Most patients require assistance with activities of daily living in the early stages. Mandibular involvement is usually followed by significant malnutrition. A frequent cause of death in affected patients is progressive cardiorespiratory failure due to thoracic insufficiency syndrome, which results in the inability of the thorax to achieve normal ventilation. The median age at death is 40 years13,14.
There is currently no definitive medical treatment for FOP. Therefore, management consists of supportive care. Since this is a chronic disease with a significant impact on quality of life, it is recommended that the care of patients with FOP be multidisciplinary1,15.
High doses of glucocorticoids have shown efficacy in the early treatment of flare-ups affecting the major joints, mandible, and submandibular region1,4. They also help prevent flare-ups after trauma and surgery, decreasing the probability of heterotopic ossification in the affected sites1,16. The administration is suggested in the first 24 hours of the outbreak, at a daily dose of 2 mg/kg/day, for no more than 4 days. This patient received corticosteroids and presented a good initial response.
Nonsteroidal anti-inflammatory drugs, cyclooxygenase-2 inhibitors, mast cell stabilizers, and anti-leukotrienes are helpful in pain management17. Other drugs, such as bisphosphonates and imatinib, are not routinely used but may contribute to managing difficult-to-control flare-ups18.
New therapies are being investigated, including palovarotene derived from retinoic acid. This drug reduced the percentage of FOP patients who developed heterotopic ossification and is currently in a phase 3 study19.
Surgical interventions to remove heterotopic bone tissue result in reactive bone regrowth, as observed at the biopsy specimen extraction sites in this patient, and are therefore contraindicated1,10.

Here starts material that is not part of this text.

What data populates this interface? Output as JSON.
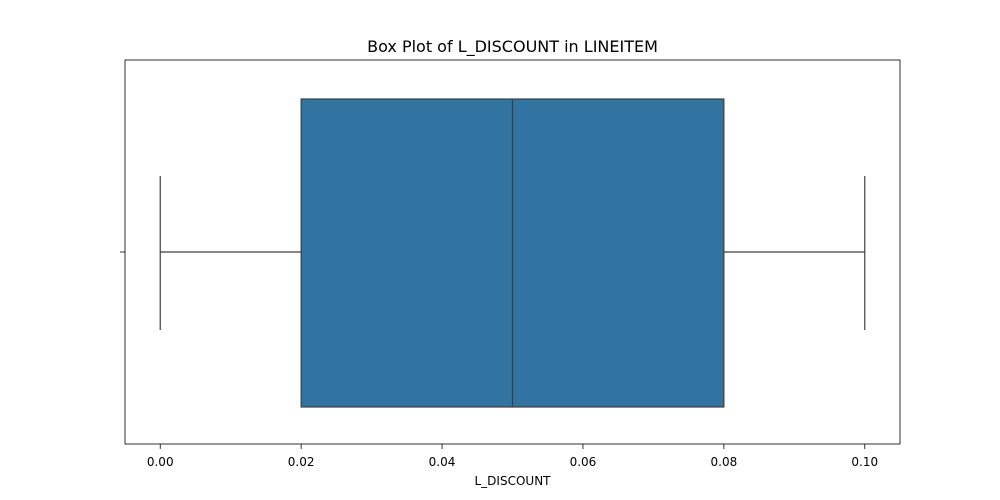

Preventive measures aimed at reducing flare-ups and subsequent ossification are essential. Patients with FOP should have prophylactic dental control, excluding mandibular anesthetic blocks. There is consensus on avoiding vaccination and intramuscular administration during flare-ups. Administration of vaccines with diphtheria, pertussis, and tetanus components, which are associated with a higher incidence of flare-ups, is not routinely recommended20. For the same reason, muscle fatigue should be limited, and falls and respiratory infections should be prevented1,10.
In conclusion, FOP is a sporadic disease often underdiagnosed, especially in its early stages. If clinical suspicion exists, early molecular testing is suggested to detect the most frequent mutations of the ACVR1 gene. Current management of FOP consists mainly of symptomatic treatment, maintenance of physical function, and family support.